The truth is, the world falls apart without the wierdos. The ones of us who are strange and different and have a different perspective on things. The ones of us who aren’t ashamed of our vices and are as real as they come. Authenticity is something cliques hate and unfortunately if you are genuine, authentic and of a strange sort of flavour, you are automatically a target. They will spread lies about you. Lies, unfortunately, that other people who do not see these people for the vipers they are, will believe. You will lose friends, you may even lose your job because of them. They will be all sugar sweet to you on the phone or via text or to your face and talk venom about you behind your back. They will choose to target you particularly when you are dealing with something hard, like the loss of a loved one, or the loss of something deeply precious to you. They will even connive to run you out of town, or to destroy your relationship. But even all this isn’t them at their most dangerous. They are at their most dangerous when you have something they want, usually social standing. That’s when they pretend to be your friends and ditch you to try and ruin you.

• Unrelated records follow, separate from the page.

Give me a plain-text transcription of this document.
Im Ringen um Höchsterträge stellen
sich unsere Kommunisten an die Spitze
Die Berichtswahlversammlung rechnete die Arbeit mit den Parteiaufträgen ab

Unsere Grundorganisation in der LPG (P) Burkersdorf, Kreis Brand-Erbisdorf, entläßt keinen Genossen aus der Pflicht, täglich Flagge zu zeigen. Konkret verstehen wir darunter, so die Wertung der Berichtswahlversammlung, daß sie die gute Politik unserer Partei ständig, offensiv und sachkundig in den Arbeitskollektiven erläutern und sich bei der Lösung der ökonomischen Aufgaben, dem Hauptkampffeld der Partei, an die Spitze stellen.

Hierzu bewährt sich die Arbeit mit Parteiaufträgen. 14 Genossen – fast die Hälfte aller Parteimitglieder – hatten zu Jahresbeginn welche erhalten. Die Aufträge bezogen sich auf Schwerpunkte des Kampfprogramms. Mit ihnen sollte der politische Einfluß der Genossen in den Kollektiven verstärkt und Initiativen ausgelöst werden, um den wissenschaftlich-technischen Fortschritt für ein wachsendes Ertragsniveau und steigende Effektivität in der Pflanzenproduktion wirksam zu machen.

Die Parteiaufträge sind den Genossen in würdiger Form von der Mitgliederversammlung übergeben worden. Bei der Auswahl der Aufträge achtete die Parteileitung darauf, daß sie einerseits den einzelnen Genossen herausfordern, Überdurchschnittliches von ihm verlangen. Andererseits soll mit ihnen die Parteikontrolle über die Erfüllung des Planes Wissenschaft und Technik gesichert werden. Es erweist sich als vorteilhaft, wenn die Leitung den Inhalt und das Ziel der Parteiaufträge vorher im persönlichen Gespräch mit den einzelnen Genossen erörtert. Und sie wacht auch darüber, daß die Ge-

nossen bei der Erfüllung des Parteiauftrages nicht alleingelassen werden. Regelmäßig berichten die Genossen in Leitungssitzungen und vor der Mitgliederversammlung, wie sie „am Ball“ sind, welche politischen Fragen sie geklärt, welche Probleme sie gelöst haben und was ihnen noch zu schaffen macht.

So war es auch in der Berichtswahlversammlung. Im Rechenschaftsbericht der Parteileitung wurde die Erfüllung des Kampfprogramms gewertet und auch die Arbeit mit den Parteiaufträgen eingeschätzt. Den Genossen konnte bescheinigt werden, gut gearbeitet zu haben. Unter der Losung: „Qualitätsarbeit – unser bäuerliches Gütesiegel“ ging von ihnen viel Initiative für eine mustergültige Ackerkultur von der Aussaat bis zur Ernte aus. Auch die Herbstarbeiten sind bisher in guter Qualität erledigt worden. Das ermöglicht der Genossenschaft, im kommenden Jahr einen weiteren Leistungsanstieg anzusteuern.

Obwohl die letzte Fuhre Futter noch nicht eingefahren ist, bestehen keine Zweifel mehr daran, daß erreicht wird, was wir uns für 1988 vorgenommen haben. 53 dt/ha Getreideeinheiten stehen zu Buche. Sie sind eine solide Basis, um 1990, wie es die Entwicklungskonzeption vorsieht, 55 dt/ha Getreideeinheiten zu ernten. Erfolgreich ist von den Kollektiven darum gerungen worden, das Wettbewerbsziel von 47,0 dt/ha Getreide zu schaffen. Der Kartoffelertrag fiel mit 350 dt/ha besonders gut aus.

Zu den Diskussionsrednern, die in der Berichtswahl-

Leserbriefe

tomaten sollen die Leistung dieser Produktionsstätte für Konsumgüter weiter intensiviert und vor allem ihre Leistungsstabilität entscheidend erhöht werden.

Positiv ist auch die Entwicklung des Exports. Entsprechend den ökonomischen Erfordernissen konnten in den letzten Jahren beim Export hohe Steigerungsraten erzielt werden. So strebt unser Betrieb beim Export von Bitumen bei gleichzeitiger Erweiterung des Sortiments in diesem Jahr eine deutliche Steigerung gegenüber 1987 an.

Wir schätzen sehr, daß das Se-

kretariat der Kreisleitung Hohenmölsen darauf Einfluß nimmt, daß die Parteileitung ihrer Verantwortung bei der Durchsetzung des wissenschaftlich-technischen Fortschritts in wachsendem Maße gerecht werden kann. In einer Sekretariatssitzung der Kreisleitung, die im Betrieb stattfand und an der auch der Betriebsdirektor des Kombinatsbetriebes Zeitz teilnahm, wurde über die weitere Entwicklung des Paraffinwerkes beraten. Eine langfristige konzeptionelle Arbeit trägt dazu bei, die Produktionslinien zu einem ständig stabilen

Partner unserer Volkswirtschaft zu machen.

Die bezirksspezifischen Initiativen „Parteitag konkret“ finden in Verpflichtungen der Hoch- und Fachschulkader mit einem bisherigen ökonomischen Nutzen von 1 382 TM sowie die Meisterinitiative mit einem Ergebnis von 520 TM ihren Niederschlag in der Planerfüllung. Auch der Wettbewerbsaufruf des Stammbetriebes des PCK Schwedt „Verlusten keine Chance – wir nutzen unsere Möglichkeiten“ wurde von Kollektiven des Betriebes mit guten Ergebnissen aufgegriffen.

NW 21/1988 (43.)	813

Now ask yourself, do you ever want to be a part of this kind of group of people that actively chooses to treat people like this? All because those people are different? No. It’s better to be alone and to find new and true people around you than to be around humans who act like they are superior enough to exclude people and take things away from them. Your authencity will always be a threat to humans like this.
Look, what you are is this bright, beautiful thing and this on it’s own is a threat to insecure people. You breathe and live for your life and that inspires jealousy from others. You are different and that is incredible. To be unique and have something to show the world is a blessing and boon. Let them have their tiny little plastic world, whilst you leave and find something bold, and lovely and true. Your bravery in being yourself will be rewarded with the life you deserve even if you cannot see it yet.
So if you find yourself alone and excluded by a group like the one I have described above, just remember this: you can do better than people who treat others like they are disposable. You deserve better than to be ostracised for your flaws. You do not deserve to be punished because you choose a different path. Celebrate yourself, even if you are doing it alone. Celebrate you.